(A look back at some of the things we used to wear in the 70’s)
Paul Fitzpatrick: London, March 2022
Satin Bomber Jackets
I had a beer with a couple of old mates recently and as well as catching up on life we started reminiscing, as you do, about ‘the good old days’.
We were talking specifically about the early days that bonded us, of going to nightclubs and bars when we were 16, the daft stuff we used to get up to and sadly about an absent friend.
In amongst the blether one of the lads reminded us of a story I’d long since forgotten….
I’m not sure where the ‘look’ came from exactly but in Autumn 1974 a crowd of us decided that heading into a Scottish winter, wearing flimsy, unlined, satin bomber jackets would be a good idea.
Maybe it was the influence of Glam Rock or Mr Jagger strutting his stuff on TOTP but whatever it was it certainly added a bit of glamour to our wardrobes.
Primarily there were two bomber jacket themes available.
American Collegiate or decorative Oriental… you pays your money and took your choice.
We had a mix of both in our little crew and thought we looked the part as we made our way on the blue buses into Glasgow to find bars we could get into before descending upon Clouds (soon to become the Apollo) nightclub.
This one night pre-Clouds, we popped into a Chinese restaurant for a quick fix of spare ribs where one of the waiters took an interest in our jackets and made a point of going round the group to explain what the embroidered Chinese motifs meant….
“Ah, the symbol on your jacket is a Tiger. This represents tremendous courage & great bravery“
Then on to the next one…
“The symbol on yours my friend is a Fire Dragon. This signifies outstanding virtues like honesty & patience”
He continued, explaining the meaning of each motif until he came to one jacket, took a double take and started laughing, he scurried off before returning, colleagues in-tow, pointing at the jacket… where upon they all started laughing too.
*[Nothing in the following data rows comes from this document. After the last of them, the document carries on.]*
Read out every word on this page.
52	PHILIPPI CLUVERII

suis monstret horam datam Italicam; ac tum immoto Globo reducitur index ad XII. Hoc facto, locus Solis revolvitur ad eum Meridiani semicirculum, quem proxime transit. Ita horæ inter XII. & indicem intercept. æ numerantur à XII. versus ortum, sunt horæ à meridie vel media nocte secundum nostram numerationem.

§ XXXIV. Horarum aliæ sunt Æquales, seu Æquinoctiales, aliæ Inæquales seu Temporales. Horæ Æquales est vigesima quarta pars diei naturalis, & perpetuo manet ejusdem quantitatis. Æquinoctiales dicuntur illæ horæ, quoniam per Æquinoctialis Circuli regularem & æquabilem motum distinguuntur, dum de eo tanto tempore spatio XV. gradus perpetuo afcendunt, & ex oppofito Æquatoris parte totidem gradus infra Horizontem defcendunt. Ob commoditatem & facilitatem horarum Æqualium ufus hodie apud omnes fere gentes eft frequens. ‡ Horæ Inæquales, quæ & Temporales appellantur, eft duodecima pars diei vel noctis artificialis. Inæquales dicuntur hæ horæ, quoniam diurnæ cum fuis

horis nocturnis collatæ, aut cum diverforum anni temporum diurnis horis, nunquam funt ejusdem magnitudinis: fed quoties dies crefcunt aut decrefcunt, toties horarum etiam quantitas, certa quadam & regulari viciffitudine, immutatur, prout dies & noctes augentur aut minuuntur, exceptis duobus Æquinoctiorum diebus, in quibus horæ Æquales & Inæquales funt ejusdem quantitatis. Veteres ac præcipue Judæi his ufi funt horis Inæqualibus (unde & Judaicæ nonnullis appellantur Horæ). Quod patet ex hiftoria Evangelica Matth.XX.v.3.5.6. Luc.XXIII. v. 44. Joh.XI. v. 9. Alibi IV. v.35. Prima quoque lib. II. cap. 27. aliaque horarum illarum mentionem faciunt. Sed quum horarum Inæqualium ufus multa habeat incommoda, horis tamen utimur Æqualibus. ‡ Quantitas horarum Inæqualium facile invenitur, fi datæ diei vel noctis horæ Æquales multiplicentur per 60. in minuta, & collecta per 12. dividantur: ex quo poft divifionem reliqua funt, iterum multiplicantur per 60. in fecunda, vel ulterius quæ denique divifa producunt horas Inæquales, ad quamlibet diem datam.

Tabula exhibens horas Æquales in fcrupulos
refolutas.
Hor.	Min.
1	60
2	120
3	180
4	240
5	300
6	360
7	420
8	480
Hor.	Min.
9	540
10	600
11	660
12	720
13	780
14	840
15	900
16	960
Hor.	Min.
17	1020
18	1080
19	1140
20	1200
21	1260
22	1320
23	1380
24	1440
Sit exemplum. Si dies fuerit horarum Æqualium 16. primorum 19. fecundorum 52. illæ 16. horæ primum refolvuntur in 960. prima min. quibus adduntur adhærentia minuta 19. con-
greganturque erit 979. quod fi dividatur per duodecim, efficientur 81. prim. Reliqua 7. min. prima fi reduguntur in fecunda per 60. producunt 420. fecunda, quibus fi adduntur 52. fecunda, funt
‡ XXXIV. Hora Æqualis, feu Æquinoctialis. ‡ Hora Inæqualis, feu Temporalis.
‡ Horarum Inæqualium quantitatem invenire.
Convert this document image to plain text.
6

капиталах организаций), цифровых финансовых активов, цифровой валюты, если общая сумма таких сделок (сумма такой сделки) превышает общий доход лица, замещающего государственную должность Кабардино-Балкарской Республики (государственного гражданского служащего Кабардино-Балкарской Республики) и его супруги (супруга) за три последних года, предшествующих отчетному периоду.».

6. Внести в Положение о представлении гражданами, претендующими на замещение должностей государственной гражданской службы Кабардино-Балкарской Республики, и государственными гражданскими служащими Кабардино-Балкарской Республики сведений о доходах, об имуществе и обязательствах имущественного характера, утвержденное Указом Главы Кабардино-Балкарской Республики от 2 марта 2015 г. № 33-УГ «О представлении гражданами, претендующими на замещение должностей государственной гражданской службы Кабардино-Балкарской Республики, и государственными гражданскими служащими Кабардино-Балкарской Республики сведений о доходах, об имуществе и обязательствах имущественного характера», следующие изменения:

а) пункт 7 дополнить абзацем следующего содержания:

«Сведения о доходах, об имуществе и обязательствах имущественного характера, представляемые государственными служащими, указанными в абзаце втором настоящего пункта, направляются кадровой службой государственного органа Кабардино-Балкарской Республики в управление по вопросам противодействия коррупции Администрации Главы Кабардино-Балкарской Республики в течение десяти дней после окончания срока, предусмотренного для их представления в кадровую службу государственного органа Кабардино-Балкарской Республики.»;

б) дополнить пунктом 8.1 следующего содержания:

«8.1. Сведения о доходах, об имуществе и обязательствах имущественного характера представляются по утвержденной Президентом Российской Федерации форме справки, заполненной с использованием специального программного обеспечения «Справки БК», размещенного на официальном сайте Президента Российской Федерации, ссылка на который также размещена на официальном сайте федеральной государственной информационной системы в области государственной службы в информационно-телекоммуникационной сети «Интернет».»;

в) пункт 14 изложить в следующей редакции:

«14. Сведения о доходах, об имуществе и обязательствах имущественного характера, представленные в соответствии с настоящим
As fate would have it, the jacket in question belonged to our pal Cubby who always dressed immaculately and who took the term ‘pride in your appearance‘ to a whole new level.
To say he was perplexed would be a huge understatement.
You see, Cubby, meticulous as ever, had deliberated long and hard before selecting this jet-black satin bomber with its elaborate oriental embroidery.
Every buying decision Cubby made was considered and this one was no exception. The jacket in question had been hand-picked to ensure it looked just right with his patchwork jeans, Simon shirt and polished footwear.
Flummoxed, he asked the waiter to explain what was so funny, but this just made him laugh more…. and the more Cubby pushed for a response, the harder the waiter laughed.
We went back the following week, on the insistence of Cubby, hoping to find out what was so funny but as soon as the waiter saw him and his jacket again, he started sniggering.
Befuddled, Cubby refused to go back to the restaurant whilst he was wearing the jacket, and we never did find out what had them rolling in the aisles of the Lucky Star.
The satin jackets prevailed for a few more months with our parents stating the obvious “you’ll catch your death of cold” every-time we ventured out the house.
The nature of trends dictates that eventually most ‘looks’ filter down into the mass-market and when we started to see cheaper versions of the jackets being sold and worn, we knew it was time to move on to our next fashion faux pas, whatever that was.
Thanks to Jim Martin for rekindling the memories of those good times spent with himself, Mick Irvine, Hugh Kinnaird, Brian Cuthbertson, Ronnie Kinnaird, Joe Hunter and others.